Another key stipulation from the deal is that a delegation from the Department of Commerce will attend Xi Jinping’s international investment initiative next week. The deal is likely just the first step of many in trying to improve the country’s trade standing with China. Although the agreement shows an easing of tensions with China, it still leaves out many of the trade issues against which Trump campaigned.


The Trump Administration is beginning its push to shape legislation on tax reform. Treasury Secretary Steven Mnuchin and National Economic Council Director Gary Cohn met with Senators from the conservative Senate Steering Committee.

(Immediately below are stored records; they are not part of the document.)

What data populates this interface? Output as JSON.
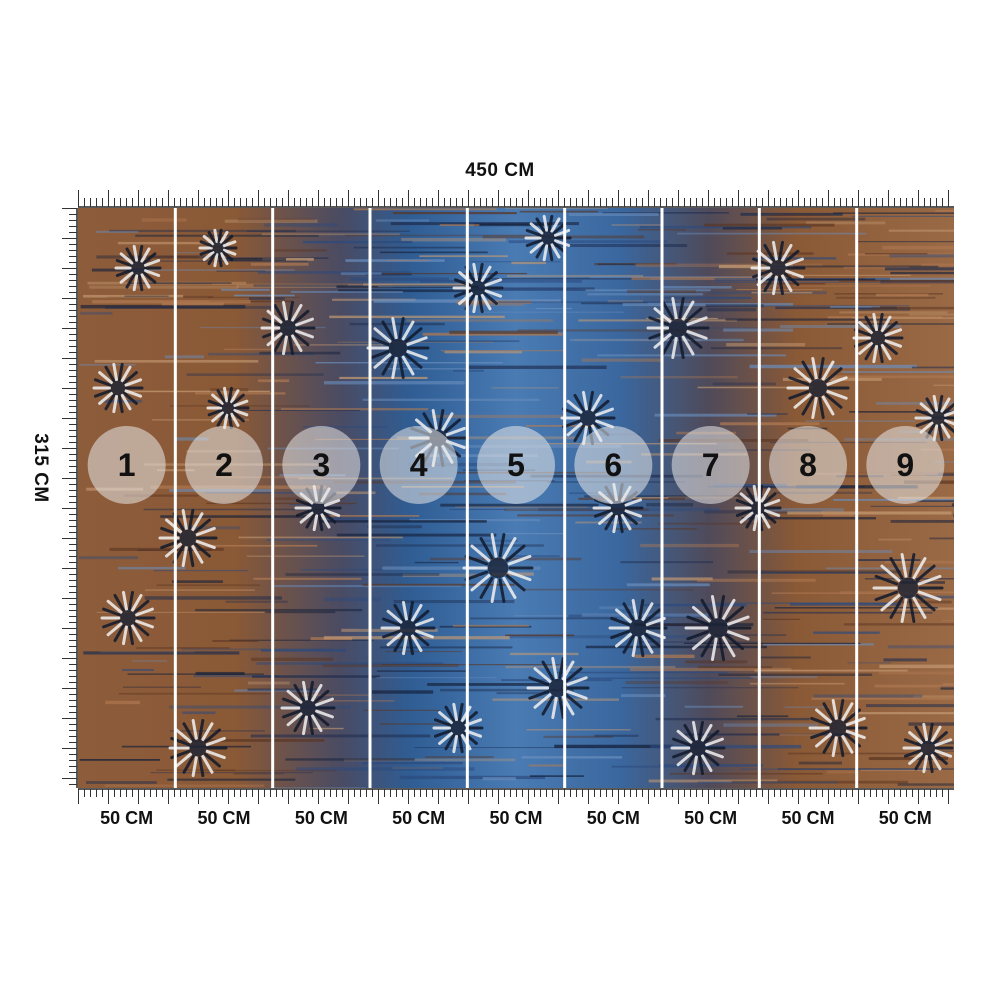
{
  "dimensions": {
    "width_label": "450 CM",
    "height_label": "315 CM"
  },
  "panels": [
    {
      "number": "1",
      "width_label": "50 CM",
      "tone": "brown"
    },
    {
      "number": "2",
      "width_label": "50 CM",
      "tone": "brown"
    },
    {
      "number": "3",
      "width_label": "50 CM",
      "tone": "mixed"
    },
    {
      "number": "4",
      "width_label": "50 CM",
      "tone": "blue"
    },
    {
      "number": "5",
      "width_label": "50 CM",
      "tone": "blue"
    },
    {
      "number": "6",
      "width_label": "50 CM",
      "tone": "blue"
    },
    {
      "number": "7",
      "width_label": "50 CM",
      "tone": "mixed"
    },
    {
      "number": "8",
      "width_label": "50 CM",
      "tone": "brown"
    },
    {
      "number": "9",
      "width_label": "50 CM",
      "tone": "brown"
    }
  ],
  "colors": {
    "brown": "#8a5a3a",
    "blue": "#3f6ea8",
    "navy": "#1b2a4a",
    "seam": "#ffffff",
    "number_badge": "#e8e8e8"
  }
}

The meeting was the first of many promised listening sessions the Administration plans to have with lawmakers, industry groups and average citizens as they work through details of a plan they hope can pass the House and Senate. Mnuchin proposed his interest in moving the country to a territorial tax system where American companies would not face U.S. taxes on their foreign earnings.

The start of these conversations coincide with the House Ways and Means Committee holding its first hearing on tax reform next week.


The Congressional Review Act (CRA) reached the end of its tenure at midnight last night. Since the start of the 115th Congress, the CRA has been used to repeal 14 regulations, including three major rules, when it had only been used only one other time since it was enacted in 1996.

Congress repealed regulations that forced resource extractors to disclose payments, a Department of the Interior rule that aimed to protect streams from coal mining runoff, and a Department of Labor rule that didn’t allow people who receive unemployment benefits to avoid drug testing.

It wasn’t all fun and games for Republicans as they weren’t able to pass a Bureau of Land Management rule that would have ended methane caps on drilling on Federal lands. Now that Congress can’t use the CRA to overturn Obama era regulations, it is up to the executive branch to overturn any others via the conventional rulemaking process.


In an interesting confirmation twist, Senators John McCain and Ben Sasse have decided to vote against President Trump’s U.S. Trade Representative-designate Robert Lighthizer, but progressive Democrat Senators Tammy Baldwin and Sherrod  Brown have backed his confirmation. Sasse and McCain believe that Lighthizer does not understand the benefits of NAFTA and would not be a champion for agricultural interests in trade negotiations.

The swapping of the two Republicans for the two Democrats all but guarantees that Lighthizer will take the reins as the top trade chief after a confirmation vote Monday and rounding out Trump’s Cabinet.  Now it’s onto the hundreds of other sub-Cabinet vacancies that are hampering progress at the agencies.